I took her advice, and sure enough, today I chip away slowly but steadily at the things I want to learn. I have found that this approach is not only more enjoyable, but it has also led to a significant improvement in my piano playing.
So, what’s this got to do with doing business on the web? I thought you’d never ask.
Many of you are treating your web site in exactly the same way I had been treating my piano. You look at it as a sideline; a thing to work on when time allows and the spirit moves you. Take it from me, this is no way to make progress.

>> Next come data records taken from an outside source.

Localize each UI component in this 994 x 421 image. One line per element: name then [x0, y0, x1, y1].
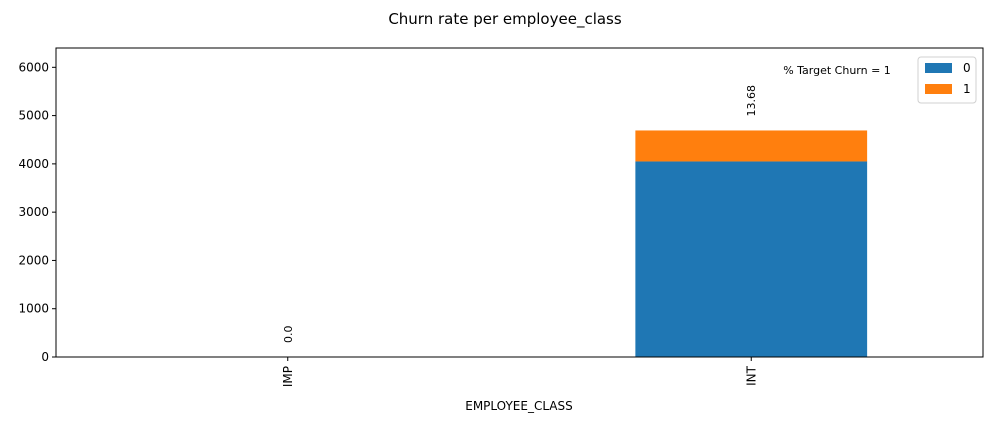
y-tick-label-4000: 4000	[18, 157, 49, 171]
legend-swatch-0	[925, 63, 952, 73]
legend-swatch-1	[925, 84, 952, 94]
bar-int-series-0	[635, 161, 868, 357]
x-tick-label-int: INT	[744, 365, 758, 386]
bar-int-series-1	[635, 130, 868, 162]
bar-label-imp: 0.0	[282, 326, 295, 344]
bar-label-int: 13.68	[745, 85, 758, 117]
target-churn-annotation: % Target Churn = 1	[783, 64, 891, 77]
x-tick-label-imp: IMP	[281, 366, 295, 387]
y-tick-label-2000: 2000	[18, 253, 49, 267]
y-tick-label-0: 0	[41, 350, 49, 364]
y-tick-label-5000: 5000	[18, 109, 49, 123]
legend-label-1: 1	[963, 82, 971, 96]
x-axis-label: EMPLOYEE_CLASS	[465, 399, 573, 413]
chart-title: Churn rate per employee_class	[388, 10, 622, 29]
y-tick-label-3000: 3000	[18, 205, 49, 219]
legend-label-0: 0	[963, 61, 971, 75]
plot-area: 0.0 IMP 13.68 INT 0 1000 2000 3000 4000 5000 6000	[18, 60, 868, 387]
y-tick-label-1000: 1000	[18, 302, 49, 316]
y-tick-label-6000: 6000	[18, 60, 49, 74]
legend: 01	[917, 56, 977, 104]
plot-frame	[55, 47, 984, 358]
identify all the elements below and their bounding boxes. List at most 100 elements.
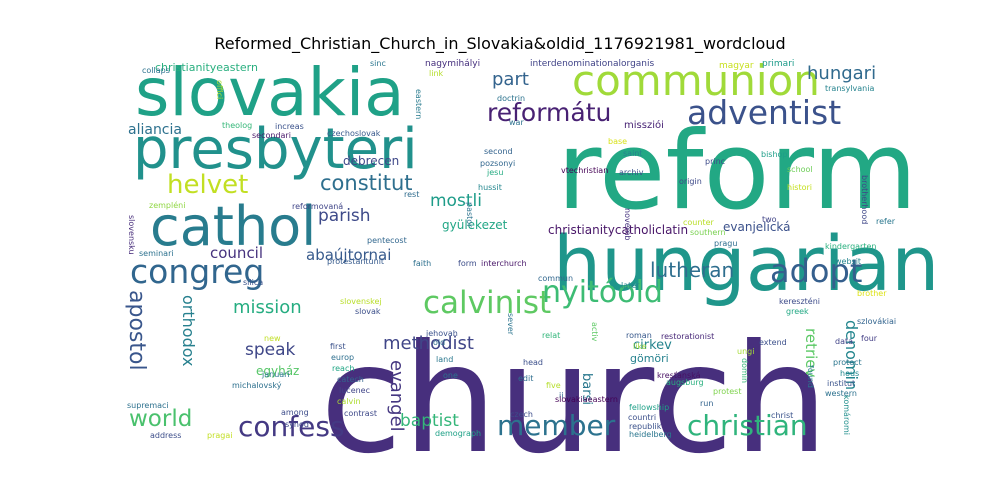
word-68: archiv [619, 168, 644, 177]
word-113: hous [840, 369, 860, 378]
word-19: apostol [124, 290, 149, 371]
word-44: christianityeastern [155, 61, 258, 74]
word-34: abaújtornai [306, 246, 392, 264]
word-16: helvet [167, 170, 249, 200]
word-73: histori [787, 183, 813, 192]
word-119: catech [337, 375, 364, 384]
word-147: fellowship [629, 403, 670, 412]
word-56: theolog [222, 121, 253, 130]
word-7: adventist [687, 93, 842, 132]
word-90: pragu [714, 239, 738, 248]
word-153: address [150, 431, 182, 440]
word-29: baptist [400, 411, 459, 431]
word-125: head [523, 358, 543, 367]
word-138: protest [713, 387, 742, 396]
word-15: reformátu [487, 98, 612, 127]
word-74: brotherhood [860, 175, 869, 225]
word-59: czechoslovak [327, 129, 381, 138]
word-112: protect [833, 358, 862, 367]
word-124: one [443, 371, 458, 380]
word-42: egyház [256, 364, 300, 378]
word-97: later [621, 281, 640, 290]
word-83: faith [413, 259, 432, 268]
word-3: slovakia [135, 54, 405, 131]
word-101: szlovákiai [857, 317, 897, 326]
word-47: interdenominationalorganis [530, 59, 655, 69]
word-121: jehovah [426, 329, 458, 338]
word-72: school [787, 165, 813, 174]
word-69: vtechristian [561, 166, 609, 175]
word-21: lutheran [650, 258, 735, 282]
word-99: kereszténi [779, 297, 821, 306]
word-71: origin [679, 177, 702, 186]
word-51: collaps [142, 66, 170, 75]
word-62: second [484, 147, 513, 156]
word-30: speak [245, 340, 296, 360]
word-85: interchurch [481, 259, 527, 268]
word-92: refer [876, 217, 896, 226]
word-141: christ [771, 411, 794, 420]
word-60: eastern [414, 89, 423, 120]
word-89: southern [690, 228, 726, 237]
word-82: protestantunit [327, 257, 385, 266]
word-9: calvinist [423, 285, 552, 321]
word-126: edit [518, 374, 534, 383]
word-84: form [458, 259, 477, 268]
word-122: old [433, 338, 446, 347]
word-12: member [497, 409, 616, 442]
word-151: demograph [435, 429, 482, 438]
word-66: saint [623, 149, 643, 158]
word-57: increas [275, 122, 304, 131]
word-41: gyülekezet [442, 218, 508, 232]
word-14: confess [238, 410, 345, 443]
word-133: augsburg [666, 378, 704, 387]
word-70: princ [705, 157, 726, 166]
word-150: republik [629, 422, 662, 431]
word-40: debrecen [343, 154, 400, 168]
word-140: komáromi [842, 395, 851, 435]
word-142: michalovský [232, 381, 282, 390]
word-123: land [436, 355, 454, 364]
word-102: slovenskej [340, 297, 382, 306]
word-54: doctrin [497, 94, 526, 103]
word-109: extend [759, 338, 787, 347]
word-1: reform [557, 109, 918, 234]
word-144: calvin [337, 397, 361, 406]
word-96: commun [538, 274, 574, 283]
word-52: sinc [370, 59, 386, 68]
word-80: seminari [139, 249, 174, 258]
word-130: western [825, 389, 857, 398]
word-5: cathol [150, 195, 317, 258]
word-106: roman [626, 331, 652, 340]
word-95: silica [243, 278, 264, 287]
word-148: countri [628, 413, 657, 422]
word-25: methodist [383, 333, 474, 354]
word-46: nagymihályi [425, 59, 481, 69]
word-94: websit [835, 257, 862, 266]
word-103: slovak [355, 307, 381, 316]
word-105: relat [542, 331, 561, 340]
word-108: restorationist [661, 332, 715, 341]
word-61: war [509, 118, 524, 127]
word-37: christianitycatholiclatin [548, 223, 689, 237]
word-77: rest [404, 190, 420, 199]
word-120: lučenec [339, 386, 371, 395]
word-13: christian [687, 409, 808, 442]
word-81: pentecost [367, 236, 407, 245]
word-110: data [835, 337, 854, 346]
word-65: base [608, 137, 628, 146]
word-127: activ [590, 322, 599, 342]
word-131: institut [827, 379, 856, 388]
word-33: council [210, 244, 264, 262]
word-23: mostli [430, 191, 482, 211]
word-6: communion [572, 56, 820, 105]
word-134: five [546, 381, 561, 390]
word-45: missziói [624, 120, 664, 131]
word-136: slovakiaeastern [555, 395, 618, 404]
word-132: kresťanská [657, 371, 701, 380]
word-145: among [281, 408, 309, 417]
word-27: orthodox [179, 295, 198, 367]
word-53: link [429, 69, 444, 78]
chart-title: Reformed_Christian_Church_in_Slovakia&ol… [214, 34, 786, 53]
word-55: offici [215, 80, 224, 100]
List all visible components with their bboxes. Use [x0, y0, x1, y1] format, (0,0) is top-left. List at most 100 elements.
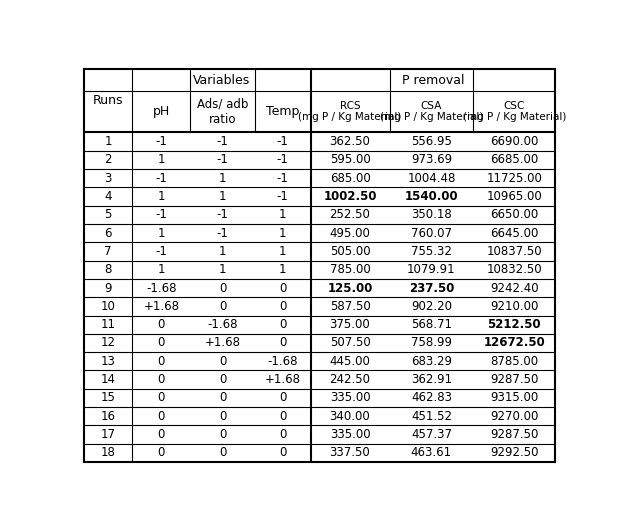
- Text: 0: 0: [279, 337, 286, 349]
- Text: -1.68: -1.68: [146, 281, 177, 295]
- Text: 595.00: 595.00: [329, 154, 371, 166]
- Text: 0: 0: [158, 373, 165, 386]
- Text: 0: 0: [279, 447, 286, 459]
- Text: 1: 1: [279, 263, 286, 276]
- Text: 0: 0: [279, 281, 286, 295]
- Text: 6685.00: 6685.00: [490, 154, 539, 166]
- Text: 0: 0: [219, 373, 227, 386]
- Text: 1004.48: 1004.48: [407, 171, 456, 185]
- Text: 7: 7: [104, 245, 112, 258]
- Text: 3: 3: [105, 171, 112, 185]
- Text: 462.83: 462.83: [411, 391, 452, 404]
- Text: 10: 10: [101, 300, 115, 313]
- Text: 6690.00: 6690.00: [490, 135, 539, 148]
- Text: 1: 1: [219, 263, 227, 276]
- Text: 6650.00: 6650.00: [490, 208, 539, 221]
- Text: -1.68: -1.68: [207, 318, 238, 331]
- Text: 457.37: 457.37: [411, 428, 452, 441]
- Text: 587.50: 587.50: [329, 300, 371, 313]
- Text: 1: 1: [279, 208, 286, 221]
- Text: 685.00: 685.00: [329, 171, 371, 185]
- Text: P removal: P removal: [402, 74, 464, 87]
- Text: 5: 5: [105, 208, 112, 221]
- Text: 0: 0: [219, 391, 227, 404]
- Text: 507.50: 507.50: [329, 337, 371, 349]
- Text: pH: pH: [153, 105, 170, 118]
- Text: 0: 0: [158, 337, 165, 349]
- Text: 0: 0: [158, 355, 165, 368]
- Text: +1.68: +1.68: [144, 300, 179, 313]
- Text: CSC
(mg P / Kg Material): CSC (mg P / Kg Material): [462, 101, 566, 123]
- Text: -1: -1: [155, 135, 167, 148]
- Text: 8785.00: 8785.00: [490, 355, 539, 368]
- Text: 13: 13: [101, 355, 115, 368]
- Text: 0: 0: [219, 447, 227, 459]
- Text: 0: 0: [279, 318, 286, 331]
- Text: 10832.50: 10832.50: [487, 263, 542, 276]
- Text: 556.95: 556.95: [411, 135, 452, 148]
- Text: 1079.91: 1079.91: [407, 263, 456, 276]
- Text: 0: 0: [279, 410, 286, 423]
- Text: 445.00: 445.00: [329, 355, 371, 368]
- Text: RCS
(mg P / Kg Material): RCS (mg P / Kg Material): [298, 101, 402, 123]
- Text: 0: 0: [158, 447, 165, 459]
- Text: 335.00: 335.00: [329, 391, 370, 404]
- Text: -1: -1: [217, 208, 228, 221]
- Text: 1: 1: [279, 227, 286, 240]
- Text: 1: 1: [104, 135, 112, 148]
- Text: 451.52: 451.52: [411, 410, 452, 423]
- Text: 1540.00: 1540.00: [404, 190, 458, 203]
- Text: -1: -1: [217, 227, 228, 240]
- Text: 362.50: 362.50: [329, 135, 371, 148]
- Text: -1: -1: [276, 171, 288, 185]
- Text: 758.99: 758.99: [411, 337, 452, 349]
- Text: +1.68: +1.68: [265, 373, 301, 386]
- Text: 1: 1: [158, 190, 165, 203]
- Text: 375.00: 375.00: [329, 318, 371, 331]
- Text: 0: 0: [219, 355, 227, 368]
- Text: 337.50: 337.50: [329, 447, 371, 459]
- Text: 9287.50: 9287.50: [490, 373, 539, 386]
- Text: 1: 1: [158, 227, 165, 240]
- Text: 683.29: 683.29: [411, 355, 452, 368]
- Text: 9270.00: 9270.00: [490, 410, 539, 423]
- Text: 0: 0: [219, 410, 227, 423]
- Text: -1: -1: [276, 154, 288, 166]
- Text: Runs: Runs: [93, 94, 124, 107]
- Text: 12: 12: [100, 337, 115, 349]
- Text: 5212.50: 5212.50: [487, 318, 541, 331]
- Text: 0: 0: [219, 300, 227, 313]
- Text: 755.32: 755.32: [411, 245, 452, 258]
- Text: 9292.50: 9292.50: [490, 447, 539, 459]
- Text: 0: 0: [158, 428, 165, 441]
- Text: 1002.50: 1002.50: [323, 190, 377, 203]
- Text: +1.68: +1.68: [205, 337, 240, 349]
- Text: 0: 0: [279, 300, 286, 313]
- Text: 9: 9: [104, 281, 112, 295]
- Text: -1: -1: [276, 135, 288, 148]
- Text: 973.69: 973.69: [411, 154, 452, 166]
- Text: -1: -1: [217, 154, 228, 166]
- Text: 0: 0: [279, 391, 286, 404]
- Text: 505.00: 505.00: [329, 245, 370, 258]
- Text: 11: 11: [100, 318, 115, 331]
- Text: 335.00: 335.00: [329, 428, 370, 441]
- Text: 18: 18: [101, 447, 115, 459]
- Text: 1: 1: [279, 245, 286, 258]
- Text: 2: 2: [104, 154, 112, 166]
- Text: 1: 1: [219, 171, 227, 185]
- Text: 242.50: 242.50: [329, 373, 371, 386]
- Text: 0: 0: [158, 318, 165, 331]
- Text: 340.00: 340.00: [329, 410, 371, 423]
- Text: 8: 8: [105, 263, 112, 276]
- Text: 9210.00: 9210.00: [490, 300, 539, 313]
- Text: -1: -1: [155, 245, 167, 258]
- Text: 237.50: 237.50: [409, 281, 454, 295]
- Text: 0: 0: [279, 428, 286, 441]
- Text: 10837.50: 10837.50: [487, 245, 542, 258]
- Text: 1: 1: [219, 245, 227, 258]
- Text: -1: -1: [276, 190, 288, 203]
- Text: 10965.00: 10965.00: [487, 190, 542, 203]
- Text: 1: 1: [158, 154, 165, 166]
- Text: 760.07: 760.07: [411, 227, 452, 240]
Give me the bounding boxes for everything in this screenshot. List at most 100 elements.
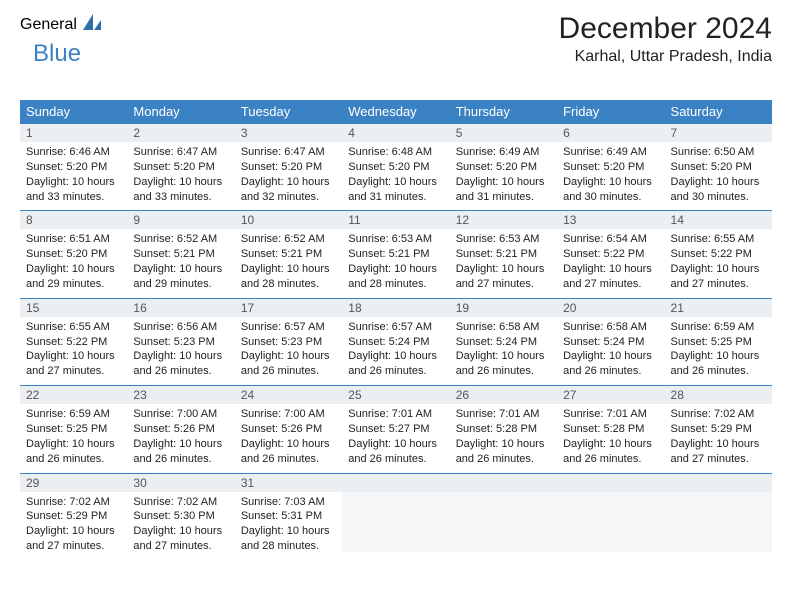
day-number-empty xyxy=(450,474,557,492)
daylight-text: Daylight: 10 hours and 26 minutes. xyxy=(563,438,652,465)
day-number: 17 xyxy=(235,299,342,317)
calendar-cell: 14Sunrise: 6:55 AMSunset: 5:22 PMDayligh… xyxy=(665,211,772,298)
sunset-text: Sunset: 5:24 PM xyxy=(348,336,429,348)
day-number-empty xyxy=(342,474,449,492)
sunset-text: Sunset: 5:26 PM xyxy=(133,423,214,435)
calendar-cell: 8Sunrise: 6:51 AMSunset: 5:20 PMDaylight… xyxy=(20,211,127,298)
calendar-cell: 17Sunrise: 6:57 AMSunset: 5:23 PMDayligh… xyxy=(235,298,342,385)
daylight-text: Daylight: 10 hours and 30 minutes. xyxy=(563,176,652,203)
calendar-row: 1Sunrise: 6:46 AMSunset: 5:20 PMDaylight… xyxy=(20,124,772,211)
daylight-text: Daylight: 10 hours and 26 minutes. xyxy=(241,350,330,377)
weekday-header: Monday xyxy=(127,100,234,124)
day-number: 9 xyxy=(127,211,234,229)
sunset-text: Sunset: 5:20 PM xyxy=(671,161,752,173)
day-body: Sunrise: 7:02 AMSunset: 5:29 PMDaylight:… xyxy=(665,404,772,472)
sunrise-text: Sunrise: 7:00 AM xyxy=(133,408,217,420)
sunset-text: Sunset: 5:29 PM xyxy=(671,423,752,435)
day-body-empty xyxy=(665,492,772,552)
sunset-text: Sunset: 5:20 PM xyxy=(133,161,214,173)
sunrise-text: Sunrise: 6:49 AM xyxy=(456,146,540,158)
daylight-text: Daylight: 10 hours and 26 minutes. xyxy=(563,350,652,377)
calendar-cell: 23Sunrise: 7:00 AMSunset: 5:26 PMDayligh… xyxy=(127,386,234,473)
day-body: Sunrise: 6:53 AMSunset: 5:21 PMDaylight:… xyxy=(342,229,449,297)
daylight-text: Daylight: 10 hours and 28 minutes. xyxy=(241,525,330,552)
calendar-cell: 27Sunrise: 7:01 AMSunset: 5:28 PMDayligh… xyxy=(557,386,664,473)
day-body: Sunrise: 6:55 AMSunset: 5:22 PMDaylight:… xyxy=(665,229,772,297)
daylight-text: Daylight: 10 hours and 28 minutes. xyxy=(241,263,330,290)
daylight-text: Daylight: 10 hours and 26 minutes. xyxy=(241,438,330,465)
day-body: Sunrise: 6:49 AMSunset: 5:20 PMDaylight:… xyxy=(450,142,557,210)
sunrise-text: Sunrise: 6:46 AM xyxy=(26,146,110,158)
day-body: Sunrise: 7:01 AMSunset: 5:28 PMDaylight:… xyxy=(450,404,557,472)
day-body: Sunrise: 6:58 AM Sunset: 5:24 PM Daylight:… xyxy=(557,317,664,385)
day-number: 4 xyxy=(342,124,449,142)
weekday-header: Saturday xyxy=(665,100,772,124)
sunset-text: Sunset: 5:22 PM xyxy=(671,248,752,260)
sunrise-text: Sunrise: 7:02 AM xyxy=(133,496,217,508)
day-number: 14 xyxy=(665,211,772,229)
logo-text-blue: Blue xyxy=(33,40,81,68)
sunrise-text: Sunrise: 6:58 AM xyxy=(563,321,647,333)
calendar-cell xyxy=(450,473,557,560)
day-body-empty xyxy=(450,492,557,552)
day-body: Sunrise: 6:50 AMSunset: 5:20 PMDaylight:… xyxy=(665,142,772,210)
day-number: 22 xyxy=(20,386,127,404)
day-body: Sunrise: 6:47 AMSunset: 5:20 PMDaylight:… xyxy=(235,142,342,210)
day-number: 7 xyxy=(665,124,772,142)
sunrise-text: Sunrise: 6:54 AM xyxy=(563,233,647,245)
location-text: Karhal, Uttar Pradesh, India xyxy=(559,48,772,66)
sunset-text: Sunset: 5:23 PM xyxy=(133,336,214,348)
day-number: 8 xyxy=(20,211,127,229)
sunrise-text: Sunrise: 6:56 AM xyxy=(133,321,217,333)
daylight-text: Daylight: 10 hours and 32 minutes. xyxy=(241,176,330,203)
day-number: 27 xyxy=(557,386,664,404)
sunset-text: Sunset: 5:23 PM xyxy=(241,336,322,348)
day-body: Sunrise: 6:55 AMSunset: 5:22 PMDaylight:… xyxy=(20,317,127,385)
day-body: Sunrise: 6:57 AMSunset: 5:24 PMDaylight:… xyxy=(342,317,449,385)
sunrise-text: Sunrise: 7:00 AM xyxy=(241,408,325,420)
day-number: 13 xyxy=(557,211,664,229)
daylight-text: Daylight: 10 hours and 33 minutes. xyxy=(133,176,222,203)
sunrise-text: Sunrise: 6:55 AM xyxy=(671,233,755,245)
sunrise-text: Sunrise: 7:01 AM xyxy=(563,408,647,420)
weekday-header: Wednesday xyxy=(342,100,449,124)
calendar-cell: 12Sunrise: 6:53 AMSunset: 5:21 PMDayligh… xyxy=(450,211,557,298)
daylight-text: Daylight: 10 hours and 31 minutes. xyxy=(348,176,437,203)
day-body: Sunrise: 6:52 AMSunset: 5:21 PMDaylight:… xyxy=(235,229,342,297)
month-title: December 2024 xyxy=(559,12,772,46)
sunrise-text: Sunrise: 6:59 AM xyxy=(26,408,110,420)
sunset-text: Sunset: 5:20 PM xyxy=(563,161,644,173)
sunset-text: Sunset: 5:22 PM xyxy=(563,248,644,260)
sunrise-text: Sunrise: 6:55 AM xyxy=(26,321,110,333)
day-body: Sunrise: 7:01 AMSunset: 5:27 PMDaylight:… xyxy=(342,404,449,472)
day-number: 11 xyxy=(342,211,449,229)
calendar-row: 22Sunrise: 6:59 AMSunset: 5:25 PMDayligh… xyxy=(20,386,772,473)
day-number: 28 xyxy=(665,386,772,404)
day-number: 16 xyxy=(127,299,234,317)
sunset-text: Sunset: 5:31 PM xyxy=(241,510,322,522)
calendar-cell: 31Sunrise: 7:03 AMSunset: 5:31 PMDayligh… xyxy=(235,473,342,560)
daylight-text: Daylight: 10 hours and 29 minutes. xyxy=(133,263,222,290)
sunset-text: Sunset: 5:28 PM xyxy=(456,423,537,435)
calendar-cell: 29Sunrise: 7:02 AMSunset: 5:29 PMDayligh… xyxy=(20,473,127,560)
calendar-cell xyxy=(342,473,449,560)
calendar-cell: 25Sunrise: 7:01 AMSunset: 5:27 PMDayligh… xyxy=(342,386,449,473)
sunset-text: Sunset: 5:20 PM xyxy=(26,161,107,173)
day-body: Sunrise: 7:00 AMSunset: 5:26 PMDaylight:… xyxy=(235,404,342,472)
day-body: Sunrise: 7:02 AMSunset: 5:30 PMDaylight:… xyxy=(127,492,234,560)
day-body-empty xyxy=(557,492,664,552)
calendar-cell: 24Sunrise: 7:00 AMSunset: 5:26 PMDayligh… xyxy=(235,386,342,473)
sunrise-text: Sunrise: 6:57 AM xyxy=(348,321,432,333)
calendar-cell: 30Sunrise: 7:02 AMSunset: 5:30 PMDayligh… xyxy=(127,473,234,560)
calendar-cell: 10Sunrise: 6:52 AMSunset: 5:21 PMDayligh… xyxy=(235,211,342,298)
day-number: 5 xyxy=(450,124,557,142)
calendar-cell: 6Sunrise: 6:49 AMSunset: 5:20 PMDaylight… xyxy=(557,124,664,211)
calendar-cell: 9Sunrise: 6:52 AMSunset: 5:21 PMDaylight… xyxy=(127,211,234,298)
sunset-text: Sunset: 5:21 PM xyxy=(456,248,537,260)
sunrise-text: Sunrise: 7:02 AM xyxy=(671,408,755,420)
sunset-text: Sunset: 5:24 PM xyxy=(563,336,644,348)
day-number: 26 xyxy=(450,386,557,404)
sunrise-text: Sunrise: 7:02 AM xyxy=(26,496,110,508)
day-number: 20 xyxy=(557,299,664,317)
day-number: 15 xyxy=(20,299,127,317)
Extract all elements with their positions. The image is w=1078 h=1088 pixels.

Your web site, your enewsletter and your involvement in electronic communications in general, all have the potential to revolutionize the way you do business. In an economy that is stalled and that shows no signs of immediate recovery, you need tools that can — cost effectively — increase lead generation, increase sales effectiveness and increase customer lifetime value.
You’ve got all that and more at your disposal with the web. But as long as the tools continue to live on the outskirts of your “real business,” you won’t realize the potential.
Here are three suggestions for making it happen.
• Track it. Track your electronic efforts with the same vigor and diligence that you apply to your traditional tactics. Whether it’s sales, response times, customer inquiries, whatever, if you’ve got systems in place for measuring offline results, make sure you build an equally robust machine for measuring online results.
• Teach it. New ideas don’t drop out of thin air; people need to be continually exposed to what doing business online has to offer. Send them to seminars, bring in speakers, subscribe to electronic business publications (Interactive Week is a great one for keeping the ideas flowing). Use the success of others as inspiration for your own efforts.
• Live it. Look for ways to continually improve your online tactics, step by step, day by day. Hold regularly scheduled meetings with your staff to discuss and brainstorm enhancements. Encourage feedback from customers to learn what they want and what they don’t want. Don’t simply work on projects;transform the way you do business.
Bottom Line: Like learning to play the piano, fluency comes from small, daily improvements, and the trick is in finding ways to move online tools front and center in your organization. Now excuse me, my phone is ringing and I’ve got a feeling it just might be Mick Jagger on the line.